In U.S. Pat. No. 5,159,900, one of the inventors herein disclose a rapid oxidation process to produce a gas for use as a fuel from water and carbon. This gas product is created by the decomposition of water through oxidation. Hydrogen is displaced when a substance is oxidized in water. Rapid oxidation can be forced by using an electrical arc to burn a substance within a biomass feedstock solution, thereby oxidizing the substance by an electro-thermochemical reaction. The result is the rapid formation of a mixture of hydrogen and carbon monoxide gas (COH.sub.2).
The COH.sub.2 mixture is a gas which will burn very clean in oxygen or air, and therefore is desirable for use as a fuel in an internal combustion engine. When burned, COH.sub.2 produces carbon dioxide and water vapor, thereby adding very little, if any, pollution to the environment.

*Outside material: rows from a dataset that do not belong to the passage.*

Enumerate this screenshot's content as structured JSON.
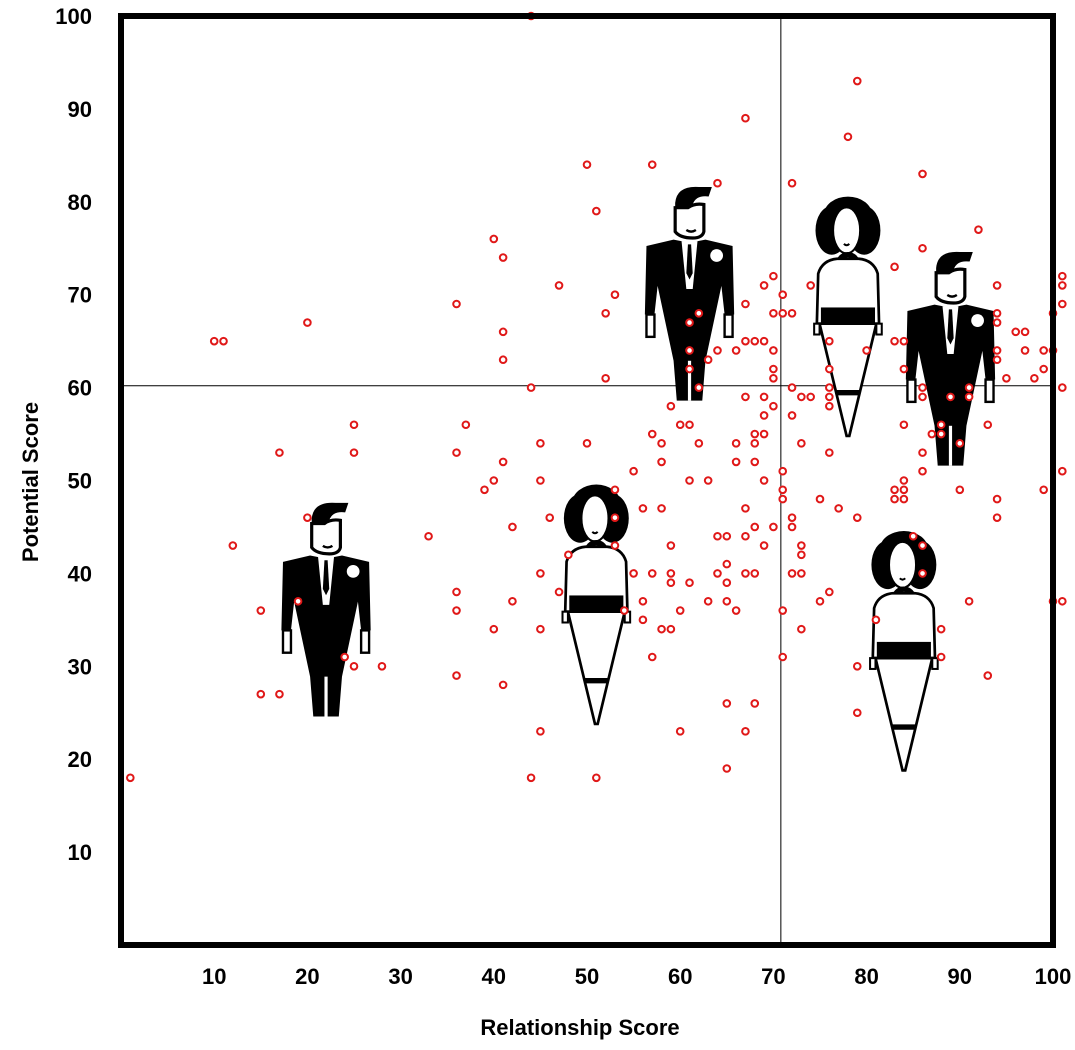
{
  "chart_data": {
    "type": "scatter",
    "title": "",
    "xlabel": "Relationship Score",
    "ylabel": "Potential Score",
    "xlim": [
      0,
      100
    ],
    "ylim": [
      0,
      100
    ],
    "x_ticks": [
      "10",
      "20",
      "30",
      "40",
      "50",
      "60",
      "70",
      "80",
      "90",
      "100"
    ],
    "y_ticks": [
      "10",
      "20",
      "30",
      "40",
      "50",
      "60",
      "70",
      "80",
      "90",
      "100"
    ],
    "divider_x": 70.8,
    "divider_y": 60.2,
    "grid": false,
    "marker_color": "#e01818",
    "points": [
      [
        1,
        18
      ],
      [
        10,
        65
      ],
      [
        11,
        65
      ],
      [
        12,
        43
      ],
      [
        15,
        27
      ],
      [
        15,
        36
      ],
      [
        17,
        27
      ],
      [
        17,
        53
      ],
      [
        19,
        37
      ],
      [
        20,
        46
      ],
      [
        20,
        67
      ],
      [
        24,
        31
      ],
      [
        25,
        56
      ],
      [
        25,
        53
      ],
      [
        25,
        30
      ],
      [
        28,
        30
      ],
      [
        33,
        44
      ],
      [
        36,
        69
      ],
      [
        36,
        53
      ],
      [
        36,
        38
      ],
      [
        36,
        36
      ],
      [
        36,
        29
      ],
      [
        37,
        56
      ],
      [
        39,
        49
      ],
      [
        40,
        76
      ],
      [
        40,
        50
      ],
      [
        40,
        34
      ],
      [
        41,
        74
      ],
      [
        41,
        66
      ],
      [
        41,
        63
      ],
      [
        41,
        52
      ],
      [
        41,
        28
      ],
      [
        42,
        45
      ],
      [
        42,
        37
      ],
      [
        44,
        100
      ],
      [
        44,
        60
      ],
      [
        44,
        18
      ],
      [
        45,
        54
      ],
      [
        45,
        50
      ],
      [
        45,
        40
      ],
      [
        45,
        34
      ],
      [
        45,
        23
      ],
      [
        46,
        46
      ],
      [
        47,
        71
      ],
      [
        47,
        38
      ],
      [
        48,
        42
      ],
      [
        50,
        84
      ],
      [
        50,
        54
      ],
      [
        51,
        79
      ],
      [
        51,
        18
      ],
      [
        52,
        68
      ],
      [
        52,
        61
      ],
      [
        53,
        70
      ],
      [
        53,
        49
      ],
      [
        53,
        46
      ],
      [
        53,
        43
      ],
      [
        54,
        36
      ],
      [
        55,
        51
      ],
      [
        55,
        40
      ],
      [
        56,
        47
      ],
      [
        56,
        37
      ],
      [
        56,
        35
      ],
      [
        57,
        84
      ],
      [
        57,
        55
      ],
      [
        57,
        40
      ],
      [
        57,
        31
      ],
      [
        58,
        54
      ],
      [
        58,
        52
      ],
      [
        58,
        47
      ],
      [
        58,
        34
      ],
      [
        59,
        58
      ],
      [
        59,
        43
      ],
      [
        59,
        40
      ],
      [
        59,
        39
      ],
      [
        59,
        34
      ],
      [
        60,
        56
      ],
      [
        60,
        36
      ],
      [
        60,
        23
      ],
      [
        61,
        56
      ],
      [
        61,
        50
      ],
      [
        61,
        39
      ],
      [
        61,
        67
      ],
      [
        61,
        64
      ],
      [
        61,
        62
      ],
      [
        62,
        68
      ],
      [
        62,
        60
      ],
      [
        62,
        54
      ],
      [
        63,
        50
      ],
      [
        63,
        37
      ],
      [
        63,
        63
      ],
      [
        64,
        82
      ],
      [
        64,
        64
      ],
      [
        64,
        44
      ],
      [
        64,
        40
      ],
      [
        65,
        44
      ],
      [
        65,
        41
      ],
      [
        65,
        39
      ],
      [
        65,
        37
      ],
      [
        65,
        26
      ],
      [
        65,
        19
      ],
      [
        66,
        54
      ],
      [
        66,
        52
      ],
      [
        66,
        64
      ],
      [
        66,
        36
      ],
      [
        67,
        89
      ],
      [
        67,
        69
      ],
      [
        67,
        65
      ],
      [
        67,
        59
      ],
      [
        67,
        47
      ],
      [
        67,
        44
      ],
      [
        67,
        40
      ],
      [
        67,
        23
      ],
      [
        68,
        65
      ],
      [
        68,
        55
      ],
      [
        68,
        54
      ],
      [
        68,
        52
      ],
      [
        68,
        45
      ],
      [
        68,
        40
      ],
      [
        68,
        26
      ],
      [
        69,
        71
      ],
      [
        69,
        65
      ],
      [
        69,
        59
      ],
      [
        69,
        57
      ],
      [
        69,
        55
      ],
      [
        69,
        50
      ],
      [
        69,
        43
      ],
      [
        70,
        72
      ],
      [
        70,
        68
      ],
      [
        70,
        64
      ],
      [
        70,
        62
      ],
      [
        70,
        61
      ],
      [
        70,
        58
      ],
      [
        70,
        45
      ],
      [
        71,
        70
      ],
      [
        71,
        68
      ],
      [
        71,
        51
      ],
      [
        71,
        49
      ],
      [
        71,
        48
      ],
      [
        71,
        36
      ],
      [
        71,
        31
      ],
      [
        72,
        82
      ],
      [
        72,
        68
      ],
      [
        72,
        60
      ],
      [
        72,
        57
      ],
      [
        72,
        46
      ],
      [
        72,
        45
      ],
      [
        72,
        40
      ],
      [
        73,
        59
      ],
      [
        73,
        54
      ],
      [
        73,
        43
      ],
      [
        73,
        42
      ],
      [
        73,
        40
      ],
      [
        73,
        34
      ],
      [
        74,
        71
      ],
      [
        74,
        59
      ],
      [
        75,
        48
      ],
      [
        75,
        37
      ],
      [
        76,
        65
      ],
      [
        76,
        62
      ],
      [
        76,
        60
      ],
      [
        76,
        59
      ],
      [
        76,
        58
      ],
      [
        76,
        53
      ],
      [
        76,
        38
      ],
      [
        77,
        47
      ],
      [
        78,
        87
      ],
      [
        79,
        93
      ],
      [
        79,
        46
      ],
      [
        79,
        30
      ],
      [
        79,
        25
      ],
      [
        80,
        64
      ],
      [
        81,
        35
      ],
      [
        83,
        73
      ],
      [
        83,
        65
      ],
      [
        83,
        49
      ],
      [
        83,
        48
      ],
      [
        84,
        65
      ],
      [
        84,
        62
      ],
      [
        84,
        56
      ],
      [
        84,
        50
      ],
      [
        84,
        49
      ],
      [
        84,
        48
      ],
      [
        85,
        44
      ],
      [
        86,
        83
      ],
      [
        86,
        75
      ],
      [
        86,
        60
      ],
      [
        86,
        59
      ],
      [
        86,
        53
      ],
      [
        86,
        51
      ],
      [
        86,
        43
      ],
      [
        86,
        40
      ],
      [
        87,
        55
      ],
      [
        88,
        56
      ],
      [
        88,
        55
      ],
      [
        88,
        34
      ],
      [
        88,
        31
      ],
      [
        89,
        59
      ],
      [
        90,
        54
      ],
      [
        90,
        49
      ],
      [
        91,
        60
      ],
      [
        91,
        59
      ],
      [
        91,
        37
      ],
      [
        92,
        77
      ],
      [
        93,
        56
      ],
      [
        93,
        29
      ],
      [
        94,
        71
      ],
      [
        94,
        68
      ],
      [
        94,
        67
      ],
      [
        94,
        64
      ],
      [
        94,
        63
      ],
      [
        94,
        48
      ],
      [
        94,
        46
      ],
      [
        95,
        61
      ],
      [
        96,
        66
      ],
      [
        97,
        66
      ],
      [
        97,
        64
      ],
      [
        98,
        61
      ],
      [
        99,
        64
      ],
      [
        99,
        62
      ],
      [
        99,
        49
      ],
      [
        100,
        68
      ],
      [
        100,
        64
      ],
      [
        100,
        37
      ],
      [
        101,
        72
      ],
      [
        101,
        71
      ],
      [
        101,
        69
      ],
      [
        101,
        60
      ],
      [
        101,
        51
      ],
      [
        101,
        37
      ]
    ],
    "figures": [
      {
        "kind": "man",
        "x": 22,
        "y": 27,
        "height": 23
      },
      {
        "kind": "woman",
        "x": 51,
        "y": 27,
        "height": 23
      },
      {
        "kind": "man",
        "x": 61,
        "y": 61,
        "height": 23
      },
      {
        "kind": "woman",
        "x": 78,
        "y": 58,
        "height": 23
      },
      {
        "kind": "man",
        "x": 89,
        "y": 54,
        "height": 23
      },
      {
        "kind": "woman",
        "x": 84,
        "y": 22,
        "height": 23
      }
    ]
  }
}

As discussed in U.S. Pat. No. 5,159,900, a problem arises in the storage of COH.sub.2 gas, and therefore it is desirable to produce COH.sub.2 gas on an on-demand basis. U.S. Pat. No. 5,159,900 to Wilbur Dammann discloses the use of an electrical arc between two carbon electrodes submersed in water to produce the reaction necessary to rapidly oxidize carbon and produce COH.sub.2 gas. Because the carbon electrodes were consumed during the reaction, there was no residue. Rather, the total of the water and carbon was changed to an oxygenated combustible gas. This process can be represented by the following equation: C+H.sub.2 O.fwdarw.CO+H.sub.2.
Thus, carbon and water are consumed during the reaction, without the production of residue. While water can be easily added within the reaction chamber without disrupting the reaction, the carbon electrodes cannot be replaced in the reaction chamber without disrupting the reaction.